Quelle peut bien être la cause de cette curieuse inégalité ? me demandai-je, étonnée, tout en dessinant des roues de charrette sur les fiches, fournies à d’autres fins par le contribuable anglais. Pourquoi donc, à en juger d’après ce catalogue, les femmes intéressent-elles les hommes tellement plus que les hommes n’intéressent les femmes ? Quelle curieuse chose ! Mon esprit s’aventura à se représenter la vie des hommes qui passent leur temps à écrire des livres sur les femmes.
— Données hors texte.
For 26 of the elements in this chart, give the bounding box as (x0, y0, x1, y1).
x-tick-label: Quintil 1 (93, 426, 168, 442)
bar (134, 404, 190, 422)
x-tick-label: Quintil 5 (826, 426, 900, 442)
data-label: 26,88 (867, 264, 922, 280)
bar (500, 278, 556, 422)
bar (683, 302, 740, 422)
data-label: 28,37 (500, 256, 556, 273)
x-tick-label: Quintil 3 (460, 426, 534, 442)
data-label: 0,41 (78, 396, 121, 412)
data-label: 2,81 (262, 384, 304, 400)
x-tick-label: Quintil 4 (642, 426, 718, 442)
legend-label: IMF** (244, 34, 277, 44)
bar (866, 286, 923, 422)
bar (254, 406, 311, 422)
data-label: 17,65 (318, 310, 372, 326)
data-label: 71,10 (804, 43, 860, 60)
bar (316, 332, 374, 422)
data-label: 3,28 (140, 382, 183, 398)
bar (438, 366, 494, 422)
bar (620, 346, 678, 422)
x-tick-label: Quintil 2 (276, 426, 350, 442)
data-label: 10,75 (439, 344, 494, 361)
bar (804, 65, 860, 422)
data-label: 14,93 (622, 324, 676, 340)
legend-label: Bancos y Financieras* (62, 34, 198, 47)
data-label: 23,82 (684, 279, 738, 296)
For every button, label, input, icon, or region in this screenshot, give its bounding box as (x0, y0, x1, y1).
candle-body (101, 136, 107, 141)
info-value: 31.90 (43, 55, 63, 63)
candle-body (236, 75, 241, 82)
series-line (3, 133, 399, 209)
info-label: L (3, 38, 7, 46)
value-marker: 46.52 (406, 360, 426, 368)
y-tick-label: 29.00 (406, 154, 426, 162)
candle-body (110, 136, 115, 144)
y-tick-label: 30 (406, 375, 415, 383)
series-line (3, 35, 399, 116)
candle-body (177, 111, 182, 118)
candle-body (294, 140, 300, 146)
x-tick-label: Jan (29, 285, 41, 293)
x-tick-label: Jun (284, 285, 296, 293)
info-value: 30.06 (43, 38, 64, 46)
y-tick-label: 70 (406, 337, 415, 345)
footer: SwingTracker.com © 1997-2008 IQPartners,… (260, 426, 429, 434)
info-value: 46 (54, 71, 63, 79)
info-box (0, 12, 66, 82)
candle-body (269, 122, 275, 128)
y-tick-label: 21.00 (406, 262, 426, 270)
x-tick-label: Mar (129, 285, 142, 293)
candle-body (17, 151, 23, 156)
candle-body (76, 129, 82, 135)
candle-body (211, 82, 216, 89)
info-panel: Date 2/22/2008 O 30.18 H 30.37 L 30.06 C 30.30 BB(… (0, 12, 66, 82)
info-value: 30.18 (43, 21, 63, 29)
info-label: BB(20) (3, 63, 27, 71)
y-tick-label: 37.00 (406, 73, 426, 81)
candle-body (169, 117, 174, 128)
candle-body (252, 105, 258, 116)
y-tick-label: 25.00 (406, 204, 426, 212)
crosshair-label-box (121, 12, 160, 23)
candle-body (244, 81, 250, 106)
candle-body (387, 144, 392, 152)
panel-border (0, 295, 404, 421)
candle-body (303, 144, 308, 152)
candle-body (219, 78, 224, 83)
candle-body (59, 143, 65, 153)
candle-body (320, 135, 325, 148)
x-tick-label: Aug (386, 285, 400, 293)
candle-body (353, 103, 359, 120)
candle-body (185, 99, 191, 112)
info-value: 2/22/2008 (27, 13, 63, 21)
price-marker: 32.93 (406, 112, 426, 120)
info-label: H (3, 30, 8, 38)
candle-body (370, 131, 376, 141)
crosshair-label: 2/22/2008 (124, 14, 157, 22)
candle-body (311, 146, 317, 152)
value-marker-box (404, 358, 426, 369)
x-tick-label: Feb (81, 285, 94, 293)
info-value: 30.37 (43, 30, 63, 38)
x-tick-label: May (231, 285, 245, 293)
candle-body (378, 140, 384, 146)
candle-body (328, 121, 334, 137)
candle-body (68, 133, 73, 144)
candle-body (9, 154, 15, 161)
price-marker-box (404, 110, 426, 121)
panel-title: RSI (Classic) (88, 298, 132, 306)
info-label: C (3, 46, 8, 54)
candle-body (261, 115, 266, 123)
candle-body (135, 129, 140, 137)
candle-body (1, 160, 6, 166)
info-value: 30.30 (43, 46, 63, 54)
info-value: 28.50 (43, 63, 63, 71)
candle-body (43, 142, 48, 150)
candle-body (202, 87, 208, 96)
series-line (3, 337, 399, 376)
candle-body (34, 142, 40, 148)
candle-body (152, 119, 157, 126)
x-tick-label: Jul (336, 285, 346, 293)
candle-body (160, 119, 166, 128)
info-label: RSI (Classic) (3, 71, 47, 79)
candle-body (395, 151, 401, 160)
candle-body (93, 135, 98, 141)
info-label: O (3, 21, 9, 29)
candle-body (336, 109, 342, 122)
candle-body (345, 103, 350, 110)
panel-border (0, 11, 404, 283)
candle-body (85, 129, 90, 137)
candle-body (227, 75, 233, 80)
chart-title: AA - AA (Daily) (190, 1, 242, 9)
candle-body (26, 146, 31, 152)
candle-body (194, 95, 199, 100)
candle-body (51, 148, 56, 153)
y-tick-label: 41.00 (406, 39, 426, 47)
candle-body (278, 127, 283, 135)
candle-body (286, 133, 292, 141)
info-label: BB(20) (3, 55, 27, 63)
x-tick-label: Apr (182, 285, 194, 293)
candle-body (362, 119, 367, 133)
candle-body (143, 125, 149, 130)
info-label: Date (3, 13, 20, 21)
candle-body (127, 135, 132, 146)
Sont-ils vieux ou jeunes ces hommes ? Mariés ou célibataires ? Ont-ils le nez rouge ou sont-ils bossus ? - en tout cas, il est flatteur, vaguement, de se sentir l’objet d’une telle attention, si elle ne provient pas uniquement d’estropiés et d’infirmes. Ainsi méditais-je jusqu’à l’instant où une avalanche de livres, glissant sur le bureau placé devant moi, mit fin à ces pensées frivoles. L’étudiant qui, à Oxbridge, a été formé aux recherches, a sans doute quelque méthode pour diriger son troupeau de questions et lui faire éviter les distractions du chemin puis l’amener à pénétrer dans la réponse comme la brebis entre dans un parc. Mon voisin, par exemple, cet étudiant qui recopiait avec zèle un manuel scientifique, extrayait de ce manuel, j’en suis sûre, toutes les dix minutes environ, des pépites de minerai essentiel. Ses petits grognements de satisfaction en étaient la preuve certaine. Mais quand, par malheur, on n’a aucune formation universitaire, l’enquête, loin d’être menée droit vers le parc, s’éparpille de-ci, de-là, en désordre, tel un troupeau terrifié poursuivi par une meute de chiens. Professeurs, maîtres d’école, sociologues, prédicateurs, romanciers, essayistes, journalistes, hommes qui n’avaient d’autres titres que celui de n’être pas des femmes, donnaient la chasse à ma simple et seule question : « Pourquoi les femmes sont-elles pauvres ? » Tant et si bien que cette question devint cinquante questions ; jusqu’au moment où ces cinquante questions se jetèrent frénétiquement dans le courant qui les emporta avec lui. Chaque page de mon carnet était couverte de notes griffonnées en hâte.